Saturday, March 28, 2009

Adding more dots

I've always been interested in maps from a very early age. I can remember being asked by my 5th grade teacher to place all the states on a map of the United States and was able to do so correctly at the age of 11. Whenever we traveled by car, I ended up being the navigator for my dad on camping trips. I loved to watch the miles fly by on the map we'd use as we traveled. In college, as a freshman at Santa Ana Community College, I took a Physical Geography class and I was hooked. Originally, I'd planned on majoring in Political Science, but once I started taking the geography classes in college, that was what I planned for my major. I transferred to Humboldt State University, located in Arcata, CA and received a degree in Geography in June 1981.

I'm not using my degree specifically, but I do use the information I learned as part of my daily curriculum that I pass on to my students in their history classes I teach. So in a way, I'm using my degree as part of my career. I'd say I probably use my degree, or interest in geography in my hobbies more so than in my career. I discovered Where's George?, the money tracking website back in its early stages in January 2000. The concept that you could track your money after you spent it and see where it went was intriguing. I've seen the money I've spent travel to every state in the United States and several foreign countries.

I can't imagine people not being interested in geography if they're at all attracted to geocaching. The entire purpose of the game is to work with latitude and longitude to get to a certain location on the globe. It's all about geography. I know of at least one person who geocaches without using a GPS unit, instead preferring to find caches by using Google Maps and topo maps and orienteering. Finding a cache in a parking lot sans a GPSr is one thing, but finding a cache in the wilderness alongside a trail without one, in my opinion, is impressive.
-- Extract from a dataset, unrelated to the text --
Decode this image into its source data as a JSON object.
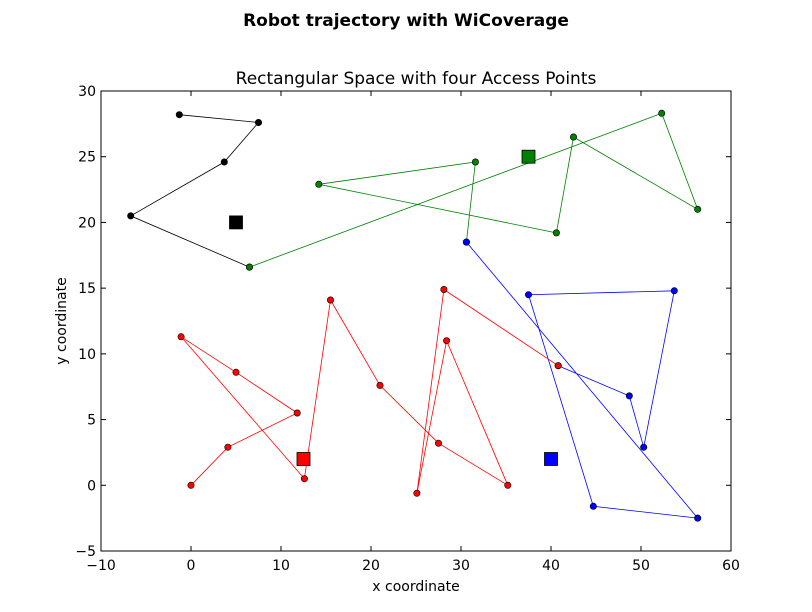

The geographic map I have in my head of certain area every now and then needs to get tweaked a little bit. I would be willing to bet that most people, if they think at all of regions of California, probably break the state up into two main regions, north and south. Earlier this week, I was caching in eastern California. Sometimes, I find it difficult to wrap my mind around that one. The state if long and lean, so I don't really think about it as being east and west, yet there I was, in what can really only be considered eastern California.
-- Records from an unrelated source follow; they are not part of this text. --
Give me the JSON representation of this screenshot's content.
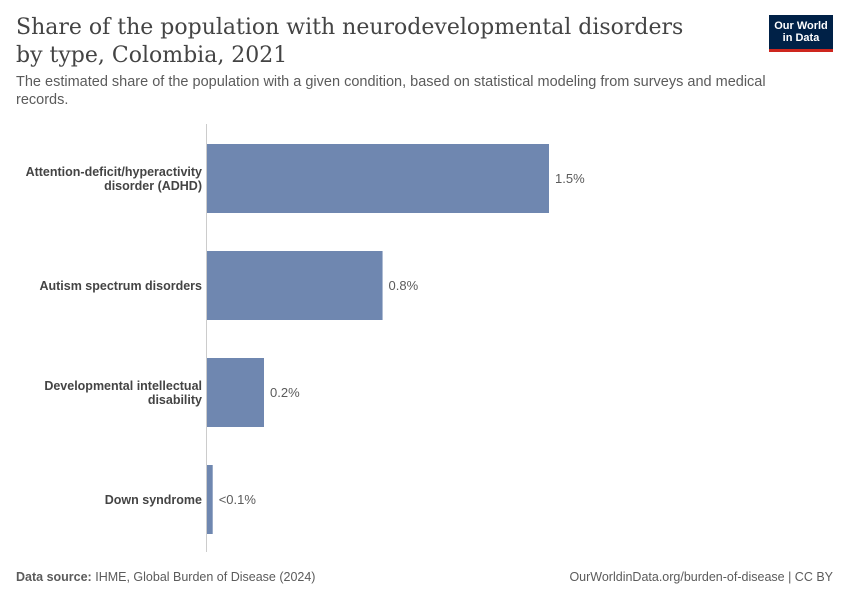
{
  "header": {
    "title": "Share of the population with neurodevelopmental disorders by type, Colombia, 2021",
    "subtitle": "The estimated share of the population with a given condition, based on statistical modeling from surveys and medical records.",
    "logo_text": "Our World in Data"
  },
  "footer": {
    "source_label": "Data source:",
    "source_text": "IHME, Global Burden of Disease (2024)",
    "url_text": "OurWorldinData.org/burden-of-disease | CC BY"
  },
  "colors": {
    "bar": "#6f87b0",
    "axis": "#cccccc",
    "label": "#444444",
    "value_label": "#5b5b5b",
    "logo_bg": "#002147",
    "logo_accent": "#ce261e"
  },
  "chart_data": {
    "type": "bar",
    "orientation": "horizontal",
    "title": "Share of the population with neurodevelopmental disorders by type, Colombia, 2021",
    "categories": [
      [
        "Attention-deficit/hyperactivity",
        "disorder (ADHD)"
      ],
      [
        "Autism spectrum disorders"
      ],
      [
        "Developmental intellectual",
        "disability"
      ],
      [
        "Down syndrome"
      ]
    ],
    "values": [
      1.5,
      0.77,
      0.25,
      0.025
    ],
    "value_labels": [
      "1.5%",
      "0.8%",
      "0.2%",
      "<0.1%"
    ],
    "xlim": [
      0,
      1.5
    ],
    "grid": false,
    "legend": false
  }
}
Inyo County is located on the eastern edge of the state, bordering Nevada. I knew I was east, yet when I added my cache finds to my caching map, I was surprised to see where the dots ended up on the map. I shouldn't have been, since I knew I was only 27 road miles from Pahrump, NV, yet I just thought those dots would show up farther to the west. That's one of the reasons I keep that map updated. It keeps those misperceptions I have about the geography of an area in check.

I'll continue to add more dots to this map as I continue to geocache. Expect to see more dots show up on the western side of the state. My older son has been accepted at University of Santa Cruz. Besides the regular trips I take to visit my daughter in Stockton, I'll now be adding trips to Santa Cruz as well. Santa Cruz is located near the ocean, south of San Francisco along the northern edge of Monterey Bay. You can see two cache finds on the map, one of which was a webcam cache that we found in the city limits of Santa Cruz. Our first scheduled trip up there will be next month during his spring break.

I've enjoyed the past two years watching my daughter spread her wings in college and the next few years I hope will be just as enjoyable as my son does the same. I will miss him much like I miss my daughter, but at the same time I understand that he needs to be out on his own now. He has changed so much since his geocaching days. His time with us full time is growing short. I guess I'll just have to travel more often and visit him where ever he is.